Learn about QnA Maker
QnA Maker enables you to power a question and answer service from your semi-structured content.
One of the basic requirements in writing your own Bot service is to seed it with questions and answers. In many cases, the questions and answers already exist in content like FAQ URLs/documents, product manuals, etc. With QnA Maker, users can query your application in a natural, conversational manner. QnA Maker uses machine learning to extract relevant question-answer pairs from your content. It also uses powerful matching and ranking algorithms to provide the best possible match between the user query and the questions.
The easy-to-use graphical user interface enables you to create, manage, train and use your service without any developer experience.
- A complete no-code experience to create a FAQ bot.
- No more throttling. Pay for hosting the service and not for the number of transactions. See the pricing page for more details.

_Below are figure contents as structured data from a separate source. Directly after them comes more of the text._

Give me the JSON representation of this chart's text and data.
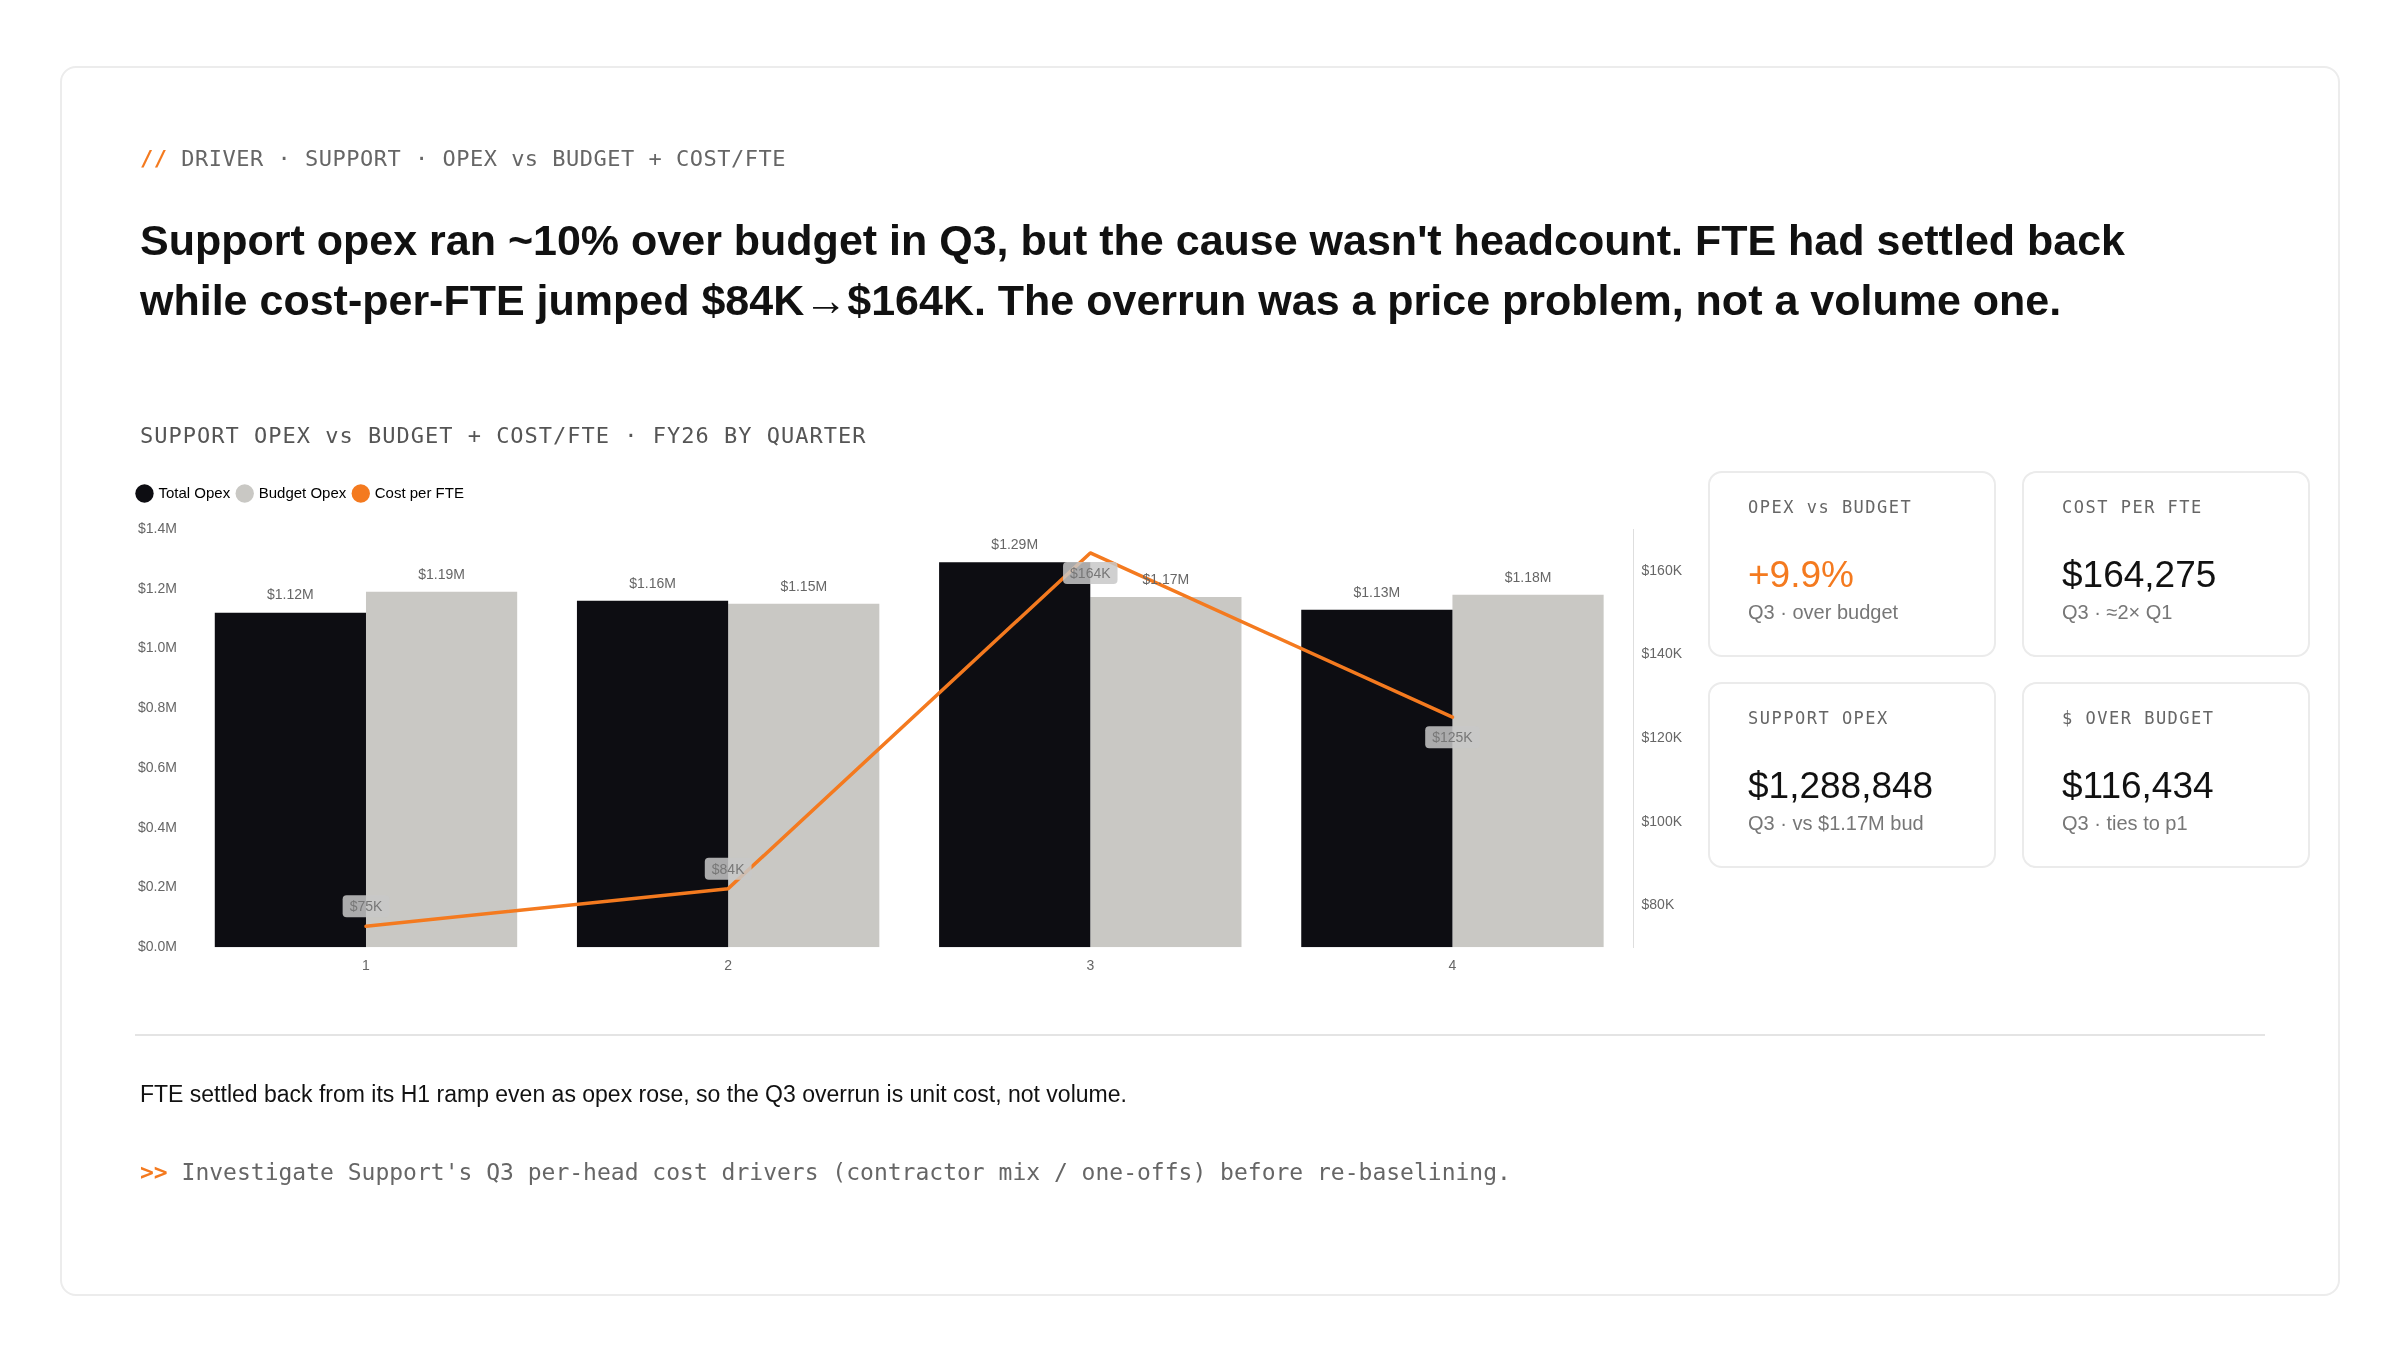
{
  "chart_data": [
    {
      "type": "bar",
      "title": "Support opex ran ~10% over budget in Q3, but the cause wasn't headcount. FTE had settled back while cost-per-FTE jumped $84K→$164K. The overrun was a price problem, not a volume one.",
      "subtitle": "SUPPORT OPEX vs BUDGET + COST/FTE · FY26 BY QUARTER",
      "annotations": [
        "// DRIVER · SUPPORT · OPEX vs BUDGET + COST/FTE",
        "FTE settled back from its H1 ramp even as opex rose, so the Q3 overrun is unit cost, not volume.",
        ">> Investigate Support's Q3 per-head cost drivers (contractor mix / one-offs) before re-baselining."
      ],
      "categories": [
        "1",
        "2",
        "3",
        "4"
      ],
      "series": [
        {
          "name": "Total Opex",
          "color": "#0d0d12",
          "values": [
            1120000,
            1160000,
            1288848,
            1130000
          ],
          "value_labels": [
            "$1.12M",
            "$1.16M",
            "$1.29M",
            "$1.13M"
          ]
        },
        {
          "name": "Budget Opex",
          "color": "#c9c8c4",
          "values": [
            1190000,
            1150000,
            1172414,
            1180000
          ],
          "value_labels": [
            "$1.19M",
            "$1.15M",
            "$1.17M",
            "$1.18M"
          ]
        },
        {
          "name": "Cost per FTE",
          "type": "line",
          "axis": "y2",
          "color": "#f47a1f",
          "values": [
            75000,
            84000,
            164275,
            125000
          ],
          "value_labels": [
            "$75K",
            "$84K",
            "$164K",
            "$125K"
          ]
        }
      ],
      "ylim": [
        0,
        1400000
      ],
      "yticks": [
        {
          "value": 0,
          "label": "$0.0M"
        },
        {
          "value": 200000,
          "label": "$0.2M"
        },
        {
          "value": 400000,
          "label": "$0.4M"
        },
        {
          "value": 600000,
          "label": "$0.6M"
        },
        {
          "value": 800000,
          "label": "$0.8M"
        },
        {
          "value": 1000000,
          "label": "$1.0M"
        },
        {
          "value": 1200000,
          "label": "$1.2M"
        },
        {
          "value": 1400000,
          "label": "$1.4M"
        }
      ],
      "y2lim": [
        70000,
        170000
      ],
      "y2ticks": [
        {
          "value": 80000,
          "label": "$80K"
        },
        {
          "value": 100000,
          "label": "$100K"
        },
        {
          "value": 120000,
          "label": "$120K"
        },
        {
          "value": 140000,
          "label": "$140K"
        },
        {
          "value": 160000,
          "label": "$160K"
        }
      ],
      "legend": "top left"
    },
    {
      "type": "other",
      "categories": [
        "OPEX vs BUDGET",
        "COST PER FTE",
        "SUPPORT OPEX",
        "$ OVER BUDGET"
      ],
      "values": [
        9.9,
        164275,
        1288848,
        116434
      ],
      "value_labels": [
        "+9.9%",
        "$164,275",
        "$1,288,848",
        "$116,434"
      ],
      "colors": [
        "#f47a1f",
        "#111111",
        "#111111",
        "#111111"
      ],
      "annotations": [
        "Q3 · over budget",
        "Q3 · ≈2× Q1",
        "Q3 · vs $1.17M bud",
        "Q3 · ties to p1"
      ]
    }
  ]
}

- Scale as per your needs. Choose the appropriate SKUs of the individual components that suit your scenario. See how to choose capacity for your QnA Maker service.
- Full data compliance. The data and runtime components are deployed in the user's Azure subscription and within their compliance boundary. Read below for more details.
Key QnA Maker processes
A QnA Maker provides two key services for your data:
- Extraction: Structured question-answer data is extracted from semi-structured data sources such as FAQs and product manuals. This extraction is done when creating the knowledge base. See here to learn how to create your knowledge base.

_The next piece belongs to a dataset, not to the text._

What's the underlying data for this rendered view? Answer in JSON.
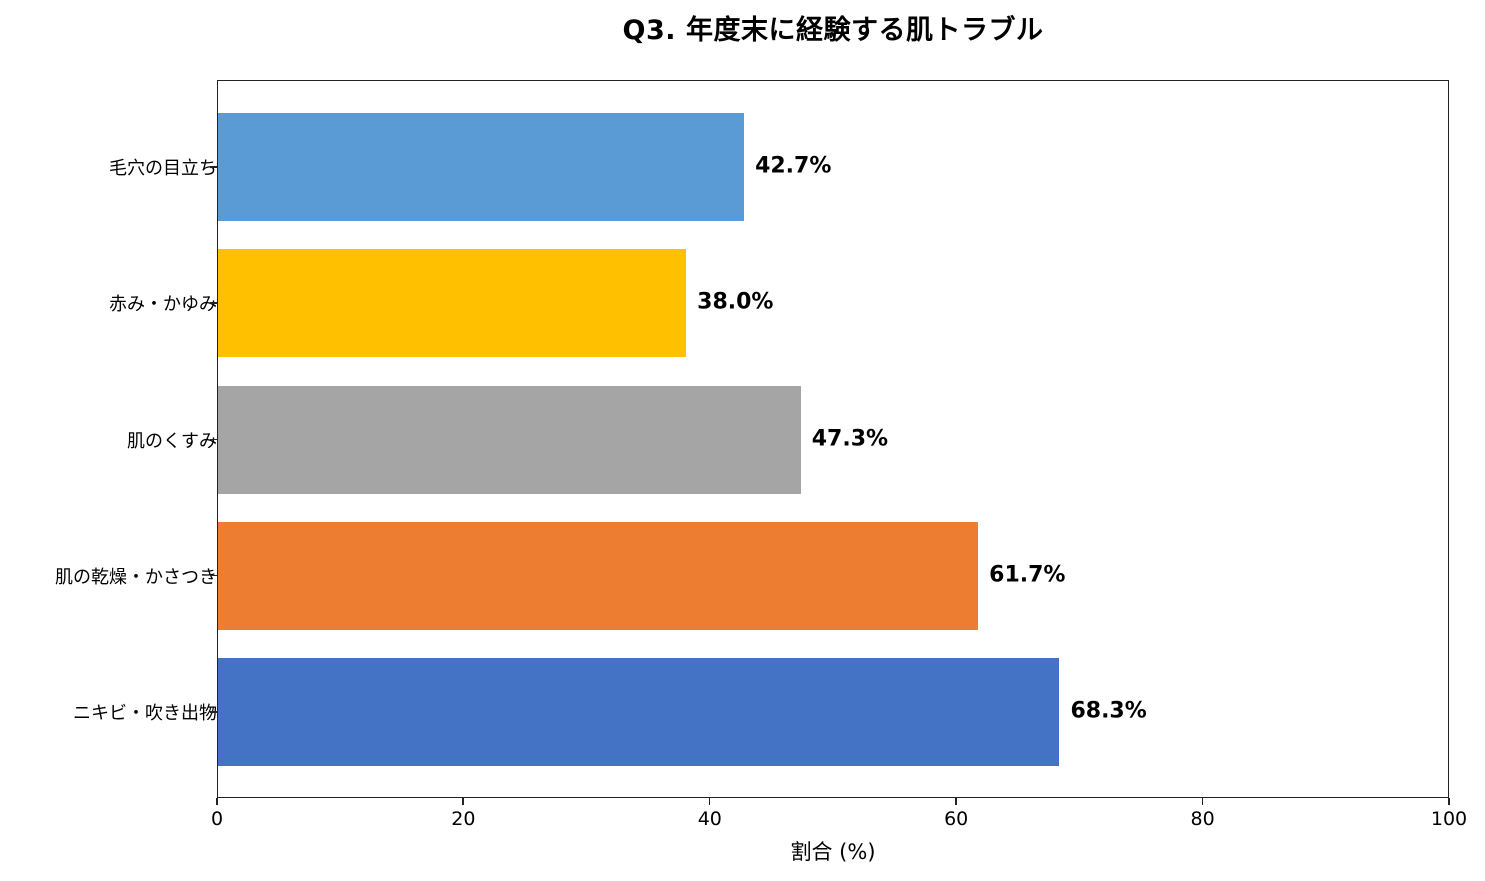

- Matching: Once your knowledge base has been trained and tested, you publish it. This enables an endpoint to your QnA Maker knowledge base, which you can then use in your bot or app. This endpoint accepts a user question and responds with the best question/answer match in the knowledge base, along with a confidence score for the match.
QnA Maker architecture
The QnA Maker stack consists of the following parts:
QnA Maker management services (control plane): The management experience for a QnA Maker knowledge base, which includes creation, update, training, and publishing. These activities can be done through the portal or the management APIs. The management services talk to the runtime component below.
QnA Maker runtime (data plane): The data and runtime are deployed in the user's Azure subscription in a region of their choosing. Customer question/answer content is stored in Azure Search, and the runtime is deployed as as App service. Optionally, you can also choose to deploy an Application insights resource for analytics.